World-famous firefighter Paul Neal "Red" Adair (1915-2004) was born on this day in Houston, Texas. The inspiration for John Wayne's character in the 1968 action film Hellfighters, Adair is best known for putting out the flames set by Saddam Hussein that clouded Kuwait following the Gulf War.
"Kuwait was easy," Adair once explained confidently. "We put all the fires out with water, just went from one to the next."
The famed capper of out-of-control fires fought his first oil blaze in 1938 and built his international legend by putting out the 1962 Devil's Cigarette Lighter fire--a 450-foot pillar of flame--in the Sahara Desert.
"It scares you: all the noise, the rattling, the shaking," Adair said. "But the look on everybody's face when you're finished and packing, it's the best smile in the world; and there's nobody hurt, and the well's under control."
The incredible inferno had been burning for six months, fueled by millions of cubic feet of gas daily. Many considered that accomplishment superhuman.

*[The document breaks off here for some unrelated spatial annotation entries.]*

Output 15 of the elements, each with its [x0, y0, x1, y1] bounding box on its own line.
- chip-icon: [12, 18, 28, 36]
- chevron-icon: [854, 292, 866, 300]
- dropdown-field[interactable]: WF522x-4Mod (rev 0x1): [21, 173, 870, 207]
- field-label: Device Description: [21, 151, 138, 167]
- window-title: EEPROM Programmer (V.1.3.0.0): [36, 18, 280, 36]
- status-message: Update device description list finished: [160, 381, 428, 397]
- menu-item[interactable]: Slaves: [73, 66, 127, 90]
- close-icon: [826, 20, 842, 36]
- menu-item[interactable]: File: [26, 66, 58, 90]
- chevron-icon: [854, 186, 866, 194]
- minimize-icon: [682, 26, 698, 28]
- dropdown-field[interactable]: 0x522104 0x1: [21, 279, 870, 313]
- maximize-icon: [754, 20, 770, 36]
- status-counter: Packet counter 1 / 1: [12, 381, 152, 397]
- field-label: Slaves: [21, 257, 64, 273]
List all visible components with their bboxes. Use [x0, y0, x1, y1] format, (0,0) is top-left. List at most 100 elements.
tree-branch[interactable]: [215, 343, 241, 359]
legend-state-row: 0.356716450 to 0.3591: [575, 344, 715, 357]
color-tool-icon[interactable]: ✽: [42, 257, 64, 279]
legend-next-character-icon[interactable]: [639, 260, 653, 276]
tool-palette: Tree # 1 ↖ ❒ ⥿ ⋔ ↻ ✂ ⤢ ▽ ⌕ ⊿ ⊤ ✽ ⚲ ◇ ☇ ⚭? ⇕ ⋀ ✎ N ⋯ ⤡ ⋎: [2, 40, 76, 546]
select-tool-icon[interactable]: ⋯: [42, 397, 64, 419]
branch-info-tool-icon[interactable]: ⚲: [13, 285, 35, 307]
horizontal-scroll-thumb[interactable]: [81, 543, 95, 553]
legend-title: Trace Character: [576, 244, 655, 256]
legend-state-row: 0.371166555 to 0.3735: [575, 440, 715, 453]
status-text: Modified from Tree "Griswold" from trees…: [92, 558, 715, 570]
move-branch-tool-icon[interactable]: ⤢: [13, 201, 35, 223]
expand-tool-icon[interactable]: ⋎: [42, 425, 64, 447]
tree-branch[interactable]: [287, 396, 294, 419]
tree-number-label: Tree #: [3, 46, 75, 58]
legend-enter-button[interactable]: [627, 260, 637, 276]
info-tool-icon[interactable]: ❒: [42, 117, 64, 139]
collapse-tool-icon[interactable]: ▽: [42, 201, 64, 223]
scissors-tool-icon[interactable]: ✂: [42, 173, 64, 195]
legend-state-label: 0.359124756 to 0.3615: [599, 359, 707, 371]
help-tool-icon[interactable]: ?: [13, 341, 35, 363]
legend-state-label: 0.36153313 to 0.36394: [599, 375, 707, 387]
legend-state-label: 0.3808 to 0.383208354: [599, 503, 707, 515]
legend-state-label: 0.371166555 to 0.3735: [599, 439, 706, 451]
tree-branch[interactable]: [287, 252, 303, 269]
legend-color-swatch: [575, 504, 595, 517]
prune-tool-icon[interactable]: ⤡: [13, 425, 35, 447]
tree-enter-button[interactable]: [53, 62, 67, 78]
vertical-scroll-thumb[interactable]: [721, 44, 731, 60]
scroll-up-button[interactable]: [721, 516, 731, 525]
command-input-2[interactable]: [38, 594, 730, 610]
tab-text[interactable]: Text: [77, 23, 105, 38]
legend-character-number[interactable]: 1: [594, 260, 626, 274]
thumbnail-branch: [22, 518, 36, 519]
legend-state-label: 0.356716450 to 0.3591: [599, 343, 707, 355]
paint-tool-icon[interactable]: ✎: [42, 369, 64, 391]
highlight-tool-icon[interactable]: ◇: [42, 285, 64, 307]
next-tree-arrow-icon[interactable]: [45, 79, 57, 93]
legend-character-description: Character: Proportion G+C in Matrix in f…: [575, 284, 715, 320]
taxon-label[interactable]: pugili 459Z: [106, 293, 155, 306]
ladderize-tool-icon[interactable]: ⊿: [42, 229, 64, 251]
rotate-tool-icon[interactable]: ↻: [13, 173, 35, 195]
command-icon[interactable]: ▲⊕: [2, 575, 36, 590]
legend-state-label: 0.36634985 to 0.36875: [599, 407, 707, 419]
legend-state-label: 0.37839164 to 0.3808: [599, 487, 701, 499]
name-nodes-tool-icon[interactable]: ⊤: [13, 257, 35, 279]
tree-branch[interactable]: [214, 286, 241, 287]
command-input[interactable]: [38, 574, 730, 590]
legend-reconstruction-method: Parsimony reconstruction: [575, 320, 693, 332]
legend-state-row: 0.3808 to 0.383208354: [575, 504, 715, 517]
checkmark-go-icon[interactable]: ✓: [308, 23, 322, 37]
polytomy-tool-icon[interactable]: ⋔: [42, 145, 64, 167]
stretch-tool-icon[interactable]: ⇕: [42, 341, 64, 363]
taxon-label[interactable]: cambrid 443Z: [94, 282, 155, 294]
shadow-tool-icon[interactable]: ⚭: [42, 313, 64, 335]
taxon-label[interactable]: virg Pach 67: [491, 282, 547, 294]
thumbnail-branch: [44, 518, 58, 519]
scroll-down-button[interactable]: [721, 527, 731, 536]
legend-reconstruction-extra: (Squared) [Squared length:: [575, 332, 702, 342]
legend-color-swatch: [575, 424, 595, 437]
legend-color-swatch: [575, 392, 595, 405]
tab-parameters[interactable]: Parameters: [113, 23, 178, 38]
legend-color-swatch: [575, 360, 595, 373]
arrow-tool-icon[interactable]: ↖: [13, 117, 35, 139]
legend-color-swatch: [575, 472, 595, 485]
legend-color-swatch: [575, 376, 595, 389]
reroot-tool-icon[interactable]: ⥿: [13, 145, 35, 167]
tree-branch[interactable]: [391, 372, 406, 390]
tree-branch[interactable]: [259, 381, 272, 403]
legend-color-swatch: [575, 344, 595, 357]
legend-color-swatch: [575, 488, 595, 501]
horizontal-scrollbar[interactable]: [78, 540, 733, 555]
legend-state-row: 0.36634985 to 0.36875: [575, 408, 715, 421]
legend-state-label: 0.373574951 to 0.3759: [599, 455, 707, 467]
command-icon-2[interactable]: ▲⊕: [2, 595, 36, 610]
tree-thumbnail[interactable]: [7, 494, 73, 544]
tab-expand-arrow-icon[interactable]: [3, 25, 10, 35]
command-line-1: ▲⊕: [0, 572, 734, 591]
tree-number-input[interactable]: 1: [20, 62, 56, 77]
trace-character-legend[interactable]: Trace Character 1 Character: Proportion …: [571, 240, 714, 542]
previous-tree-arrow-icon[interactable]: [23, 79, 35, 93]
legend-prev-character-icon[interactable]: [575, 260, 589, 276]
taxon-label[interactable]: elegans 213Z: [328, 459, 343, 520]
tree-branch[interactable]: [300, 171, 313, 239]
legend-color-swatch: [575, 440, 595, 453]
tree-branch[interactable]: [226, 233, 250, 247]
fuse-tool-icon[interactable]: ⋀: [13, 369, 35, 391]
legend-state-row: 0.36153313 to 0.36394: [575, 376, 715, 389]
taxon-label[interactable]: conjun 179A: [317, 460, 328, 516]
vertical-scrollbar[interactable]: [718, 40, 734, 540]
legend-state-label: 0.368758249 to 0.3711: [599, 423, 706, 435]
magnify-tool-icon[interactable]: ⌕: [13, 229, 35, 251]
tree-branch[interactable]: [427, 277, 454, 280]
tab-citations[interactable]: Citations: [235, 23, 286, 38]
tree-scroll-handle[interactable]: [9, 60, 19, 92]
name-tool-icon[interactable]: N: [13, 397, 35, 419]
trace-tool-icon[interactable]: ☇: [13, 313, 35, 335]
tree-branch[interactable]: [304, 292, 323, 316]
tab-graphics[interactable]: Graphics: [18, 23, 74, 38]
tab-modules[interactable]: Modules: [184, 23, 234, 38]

"Danger," defined English dramatist George Chapman, "the spur of all great minds."
Credited with battling over 2,000 land and offshore oil well fires, Adair thrived off the heat and danger of his adventures. With his strong work ethic, the globe-trotting hero believed his word was his bond, loved living on the edge, and was greatly admired for his bravery in dousing burning oil wells and risking his life to save others.
"A man is a hero, not because he is braver than anyone else," observed philosopher Ralph Waldo Emerson, "but because he is brave for 10 minutes longer."